How are the manufacturers achieving this? Principally by raising prices at many times the inflation rate, according to a Wall Street Journal dive through the Securities and Exchange Commission filings of the top 20 firms. They game the patent system to stifle generic competition and preserve monopoly power. To head off any risk of price controls, they have fat war chests to keep Congress bought and to propagate the lie that they need every dime they can get in order to “innovate”. And right now they have a reptilian Secretary of Health and Human Services — the official in overall charge of regulating them — who is entirely in their pocket. Tom Price, as a member of Congress, pressed for rule changes that benefited drug companies in which he owned stock.
Meanwhile, direct-to-consumer advertising — $5.2 billion of it in 2015 — not only fuels demand, it buys quiescence from the media. Only one other advanced economy, New Zealand, permits such pitch-making. To watch news broadcasts on the major networks, CBS’ flagship “60 Minutes” included, is to be bombarded with prescription drug ads. CBS, according to Kantar Media, netted $511 million from Big Pharma in 2015, ABC $296 million, NBC $250 million, Fox $128 million and all other TV stations $607 million.
What ails American health care, and why, in spite of President Obama’s now besieged Affordable Care Act, so many millions of Americans cannot afford to get seriously ill, is not down exclusively to the drugmakers. The sickness is systemic.

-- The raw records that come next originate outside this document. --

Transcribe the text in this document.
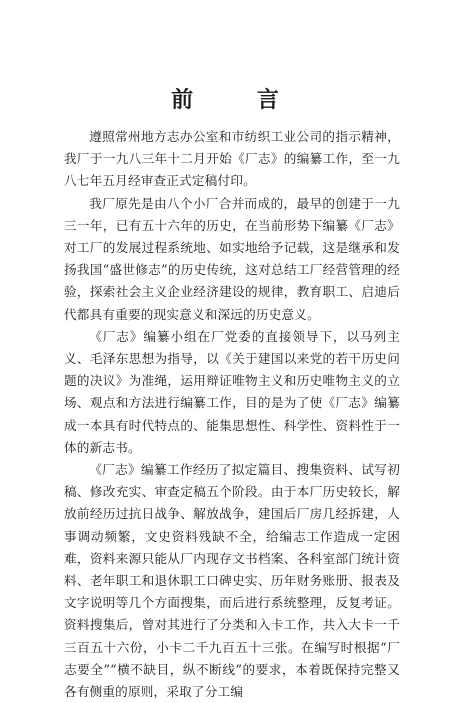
前 言

遵照常州地方志办公室和市纺织工业公司的指示精神，我厂于一九八三年十二月开始《厂志》的编纂工作，至一九八七年五月经审查正式定稿付印。

我厂原先是由八个小厂合并而成的，最早的创建于一九三一年，已有五十六年的历史，在当前形势下编纂《厂志》对工厂的发展过程系统地、如实地给予记载，这是继承和发扬我国“盛世修志”的历史传统，这对总结工厂经营管理的经验，探索社会主义企业经济建设的规律，教育职工、启迪后代都具有重要的现实意义和深远的历史意义。

《厂志》编纂小组在厂党委的直接领导下，以马列主义、毛泽东思想为指导，以《关于建国以来党的若干历史问题的决议》为准绳，运用辩证唯物主义和历史唯物主义的立场、观点和方法进行编纂工作，目的是为了使《厂志》编纂成一本具有时代特点的、能集思想性、科学性、资料性于一体的新志书。

《厂志》编纂工作经历了拟定篇目、搜集资料、试写初稿、修改充实、审查定稿五个阶段。由于本厂历史较长，解放前经历过抗日战争、解放战争，建国后厂房几经拆建，人事调动频繁，文史资料残缺不全，给编志工作造成一定困难，资料来源只能从厂内现存文书档案、各科室部门统计资料、老年职工和退休职工口碑史实、历年财务账册、报表及文字说明等几个方面搜集，而后进行系统整理，反复考证。资料搜集后，曾对其进行了分类和入卡工作，共入大卡一千三百五十六份，小卡二千九百五十三张。在编写时根据“厂志要全”“横不缺目，纵不断线”的要求，本着既保持完整又各有侧重的原则，采取了分工编
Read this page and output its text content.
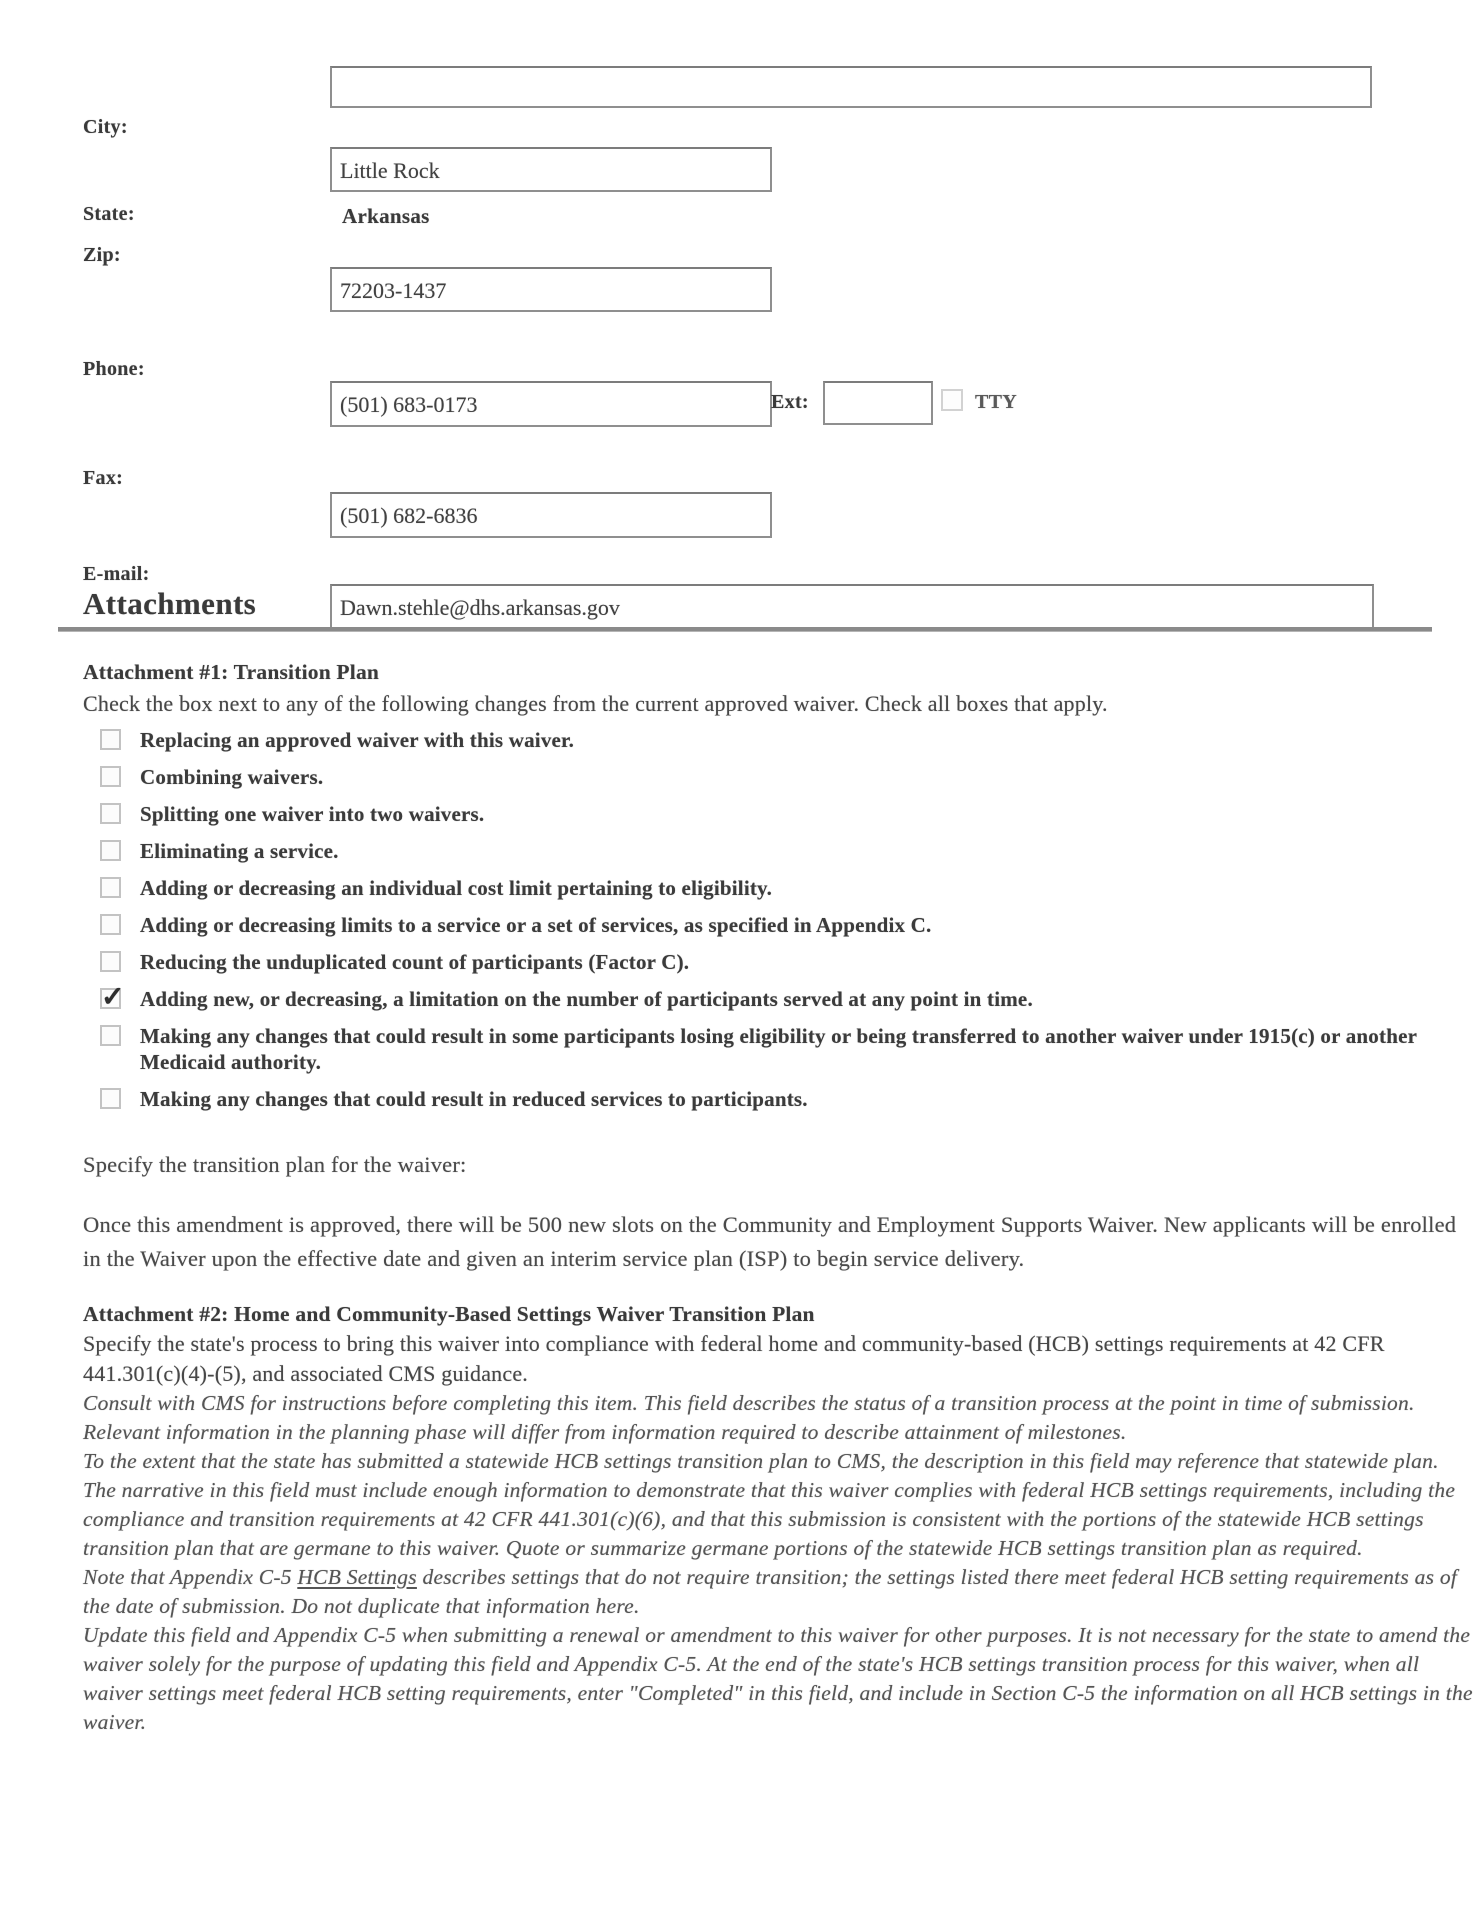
City:
Little Rock
State:	Arkansas
Zip:
72203-1437
Phone:
(501) 683-0173
Ext:	TTY
Fax:
(501) 682-6836
E-mail:
Dawn.stehle@dhs.arkansas.gov
Attachments

Attachment #1: Transition Plan

Check the box next to any of the following changes from the current approved waiver. Check all boxes that apply.

Replacing an approved waiver with this waiver.
Combining waivers.
Splitting one waiver into two waivers.
Eliminating a service.
Adding or decreasing an individual cost limit pertaining to eligibility.
Adding or decreasing limits to a service or a set of services, as specified in Appendix C.
Reducing the unduplicated count of participants (Factor C).
✓
Adding new, or decreasing, a limitation on the number of participants served at any point in time.
Making any changes that could result in some participants losing eligibility or being transferred to another waiver under 1915(c) or another Medicaid authority.
Making any changes that could result in reduced services to participants.

Specify the transition plan for the waiver:

Once this amendment is approved, there will be 500 new slots on the Community and Employment Supports Waiver. New applicants will be enrolled in the Waiver upon the effective date and given an interim service plan (ISP) to begin service delivery.

Attachment #2: Home and Community-Based Settings Waiver Transition Plan

Specify the state's process to bring this waiver into compliance with federal home and community-based (HCB) settings requirements at 42 CFR 441.301(c)(4)-(5), and associated CMS guidance.

Consult with CMS for instructions before completing this item. This field describes the status of a transition process at the point in time of submission. Relevant information in the planning phase will differ from information required to describe attainment of milestones.

To the extent that the state has submitted a statewide HCB settings transition plan to CMS, the description in this field may reference that statewide plan. The narrative in this field must include enough information to demonstrate that this waiver complies with federal HCB settings requirements, including the compliance and transition requirements at 42 CFR 441.301(c)(6), and that this submission is consistent with the portions of the statewide HCB settings transition plan that are germane to this waiver. Quote or summarize germane portions of the statewide HCB settings transition plan as required.

Note that Appendix C-5 HCB Settings describes settings that do not require transition; the settings listed there meet federal HCB setting requirements as of the date of submission. Do not duplicate that information here.

Update this field and Appendix C-5 when submitting a renewal or amendment to this waiver for other purposes. It is not necessary for the state to amend the waiver solely for the purpose of updating this field and Appendix C-5. At the end of the state's HCB settings transition process for this waiver, when all waiver settings meet federal HCB setting requirements, enter "Completed" in this field, and include in Section C-5 the information on all HCB settings in the waiver.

The prime directive driving every element of the system from medical practitioners, to hospitals, to device manufacturers, to insurance companies to a swelling army of administrators, billing consultants, debt collectors and other ancillaries, is not to heal, protect or care for the sick.
It is to extract in every case the maximum possible payment from whomever — taxpayer, insurer or individual patient — is footing the bill, regardless of the actual costs of treatment. In American medicine, there are no hard and fast prices for anything. So bills for everything rise inexorably, as does the number of things that are billed for. Billers constantly test what the market will bear, and use resultant windfalls to fight any attempt to rein in the madness. Thus does the medical-industrial complex cannibalise the American economy. There is no hope of Trump fixing it.